Alstonia actinophylla

Scientific classification
- Kingdom: Plantae
- Clade: Tracheophytes
- Clade: Angiosperms
- Clade: Eudicots
- Clade: Asterids
- Order: Gentianales
- Family: Apocynaceae
- Genus: Alstonia
- Species: A. actinophylla
- Binomial name: Alstonia actinophylla (A.Cunn.) K.Schum.
- Synonyms: Alyxia actinophylla A.Cunn.; Alstonia verticillosa F.Muell.;

= Alstonia actinophylla =

- Genus: Alstonia
- Species: actinophylla
- Authority: (A.Cunn.) K.Schum.
- Synonyms: Alyxia actinophylla A.Cunn., Alstonia verticillosa F.Muell.

Species of tree

Alstonia actinophylla, commonly known as northern milkwood, cape milkwood, cape cheesewood or white cheesewood, is a medium-sized species of tree in the dogbane family. It is native to northern Australia and New Guinea.

==Description==
The species grows as a tree to 3–25 m in height. The greenish-white 1 cm flowers occur in bunches at the ends of the branches, with flowering occurring mainly from August to October.

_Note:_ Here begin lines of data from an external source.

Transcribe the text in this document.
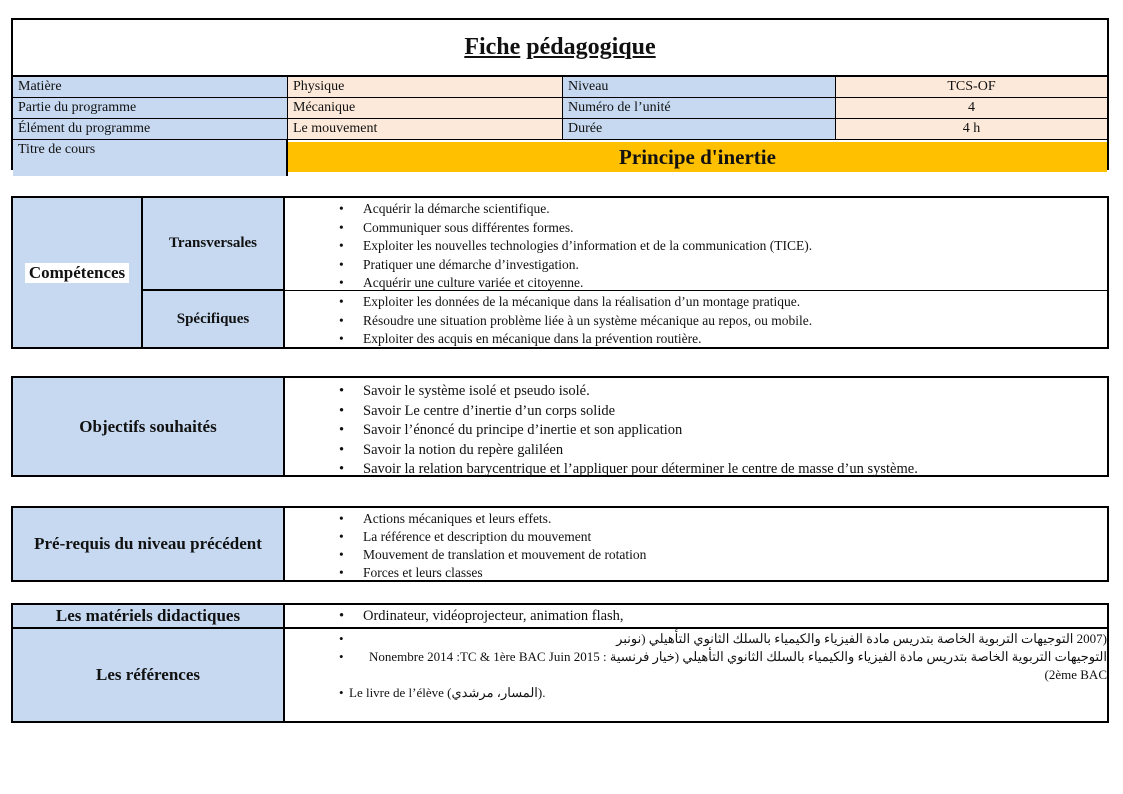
Fiche
pédagogique
Matière	Physique	Niveau	TCS-OF
Partie du programme	Mécanique	Numéro de l’unité	4
Élément du programme	Le mouvement	Durée	4 h
Titre de cours	Principe d'inertie
Compétences
Transversales
Spécifiques
• Acquérir la démarche scientifique.
• Communiquer sous différentes formes.
• Exploiter les nouvelles technologies d’information et de la communication (TICE).
• Pratiquer une démarche d’investigation.
• Acquérir une culture variée et citoyenne.
• Exploiter les données de la mécanique dans la réalisation d’un montage pratique.
• Résoudre une situation problème liée à un système mécanique au repos, ou mobile.
• Exploiter des acquis en mécanique dans la prévention routière.
Objectifs souhaités
• Savoir le système isolé et pseudo isolé.
• Savoir Le centre d’inertie d’un corps solide
• Savoir l’énoncé du principe d’inertie et son application
• Savoir la notion du repère galiléen
• Savoir la relation barycentrique et l’appliquer pour déterminer le centre de masse d’un système.
Pré-requis du niveau précédent
• Actions mécaniques et leurs effets.
• La référence et description du mouvement
• Mouvement de translation et mouvement de rotation
• Forces et leurs classes
Les matériels didactiques
•	Ordinateur, vidéoprojecteur, animation flash,
Les références
• (2007 التوجيهات التربوية الخاصة بتدريس مادة الفيزياء والكيمياء بالسلك الثانوي التأهيلي (نونبر
• التوجيهات التربوية الخاصة بتدريس مادة الفيزياء والكيمياء بالسلك الثانوي التأهيلي (خيار فرنسية Nonembre 2014 :TC & 1ère BAC Juin 2015 : 2ème BAC)
• Le livre de l’élève (المسار، مرشدي).
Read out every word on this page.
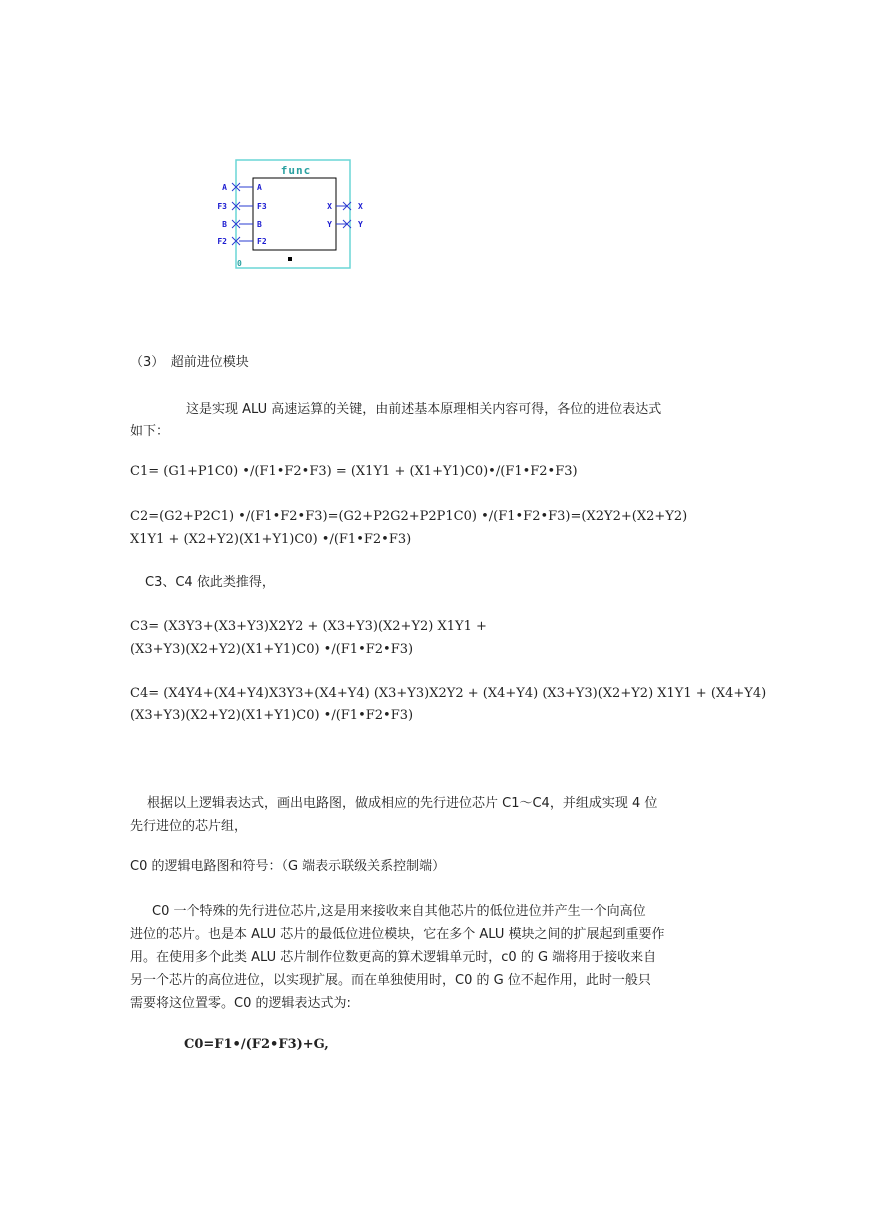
func
A
F3
B
F2
A
F3
B
F2
X
Y
X
Y
0
（3）　超前进位模块
这是实现 ALU 高速运算的关键，由前述基本原理相关内容可得，各位的进位表达式
如下：
C1= (G1+P1C0) •/(F1•F2•F3) = (X1Y1 + (X1+Y1)C0)•/(F1•F2•F3)
C2=(G2+P2C1) •/(F1•F2•F3)=(G2+P2G2+P2P1C0) •/(F1•F2•F3)=(X2Y2+(X2+Y2)
X1Y1 + (X2+Y2)(X1+Y1)C0) •/(F1•F2•F3)
C3、C4 依此类推得，
C3= (X3Y3+(X3+Y3)X2Y2 + (X3+Y3)(X2+Y2) X1Y1 +
(X3+Y3)(X2+Y2)(X1+Y1)C0) •/(F1•F2•F3)
C4= (X4Y4+(X4+Y4)X3Y3+(X4+Y4) (X3+Y3)X2Y2 + (X4+Y4) (X3+Y3)(X2+Y2) X1Y1 + (X4+Y4)
(X3+Y3)(X2+Y2)(X1+Y1)C0) •/(F1•F2•F3)
根据以上逻辑表达式，画出电路图，做成相应的先行进位芯片 C1～C4，并组成实现 4 位
先行进位的芯片组，
C0 的逻辑电路图和符号：（G 端表示联级关系控制端）
C0 一个特殊的先行进位芯片,这是用来接收来自其他芯片的低位进位并产生一个向高位
进位的芯片。也是本 ALU 芯片的最低位进位模块，它在多个 ALU 模块之间的扩展起到重要作
用。在使用多个此类 ALU 芯片制作位数更高的算术逻辑单元时，c0 的 G 端将用于接收来自
另一个芯片的高位进位，以实现扩展。而在单独使用时，C0 的 G 位不起作用，此时一般只
需要将这位置零。C0 的逻辑表达式为:
C0=F1•/(F2•F3)+G,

The shiny green leaves occur in clusters on the outer branches; they are 5–10 cm long and 2–4 cm wide. The stringy 15 cm long fruits are paired pods containing hairy black seeds.

==Distribution and habitat==
As well as in southern New Guinea, the species is found across tropical northern Australia in dry woodland habitats, rocky country, on the banks of watercourses and on the fringes of rainforest.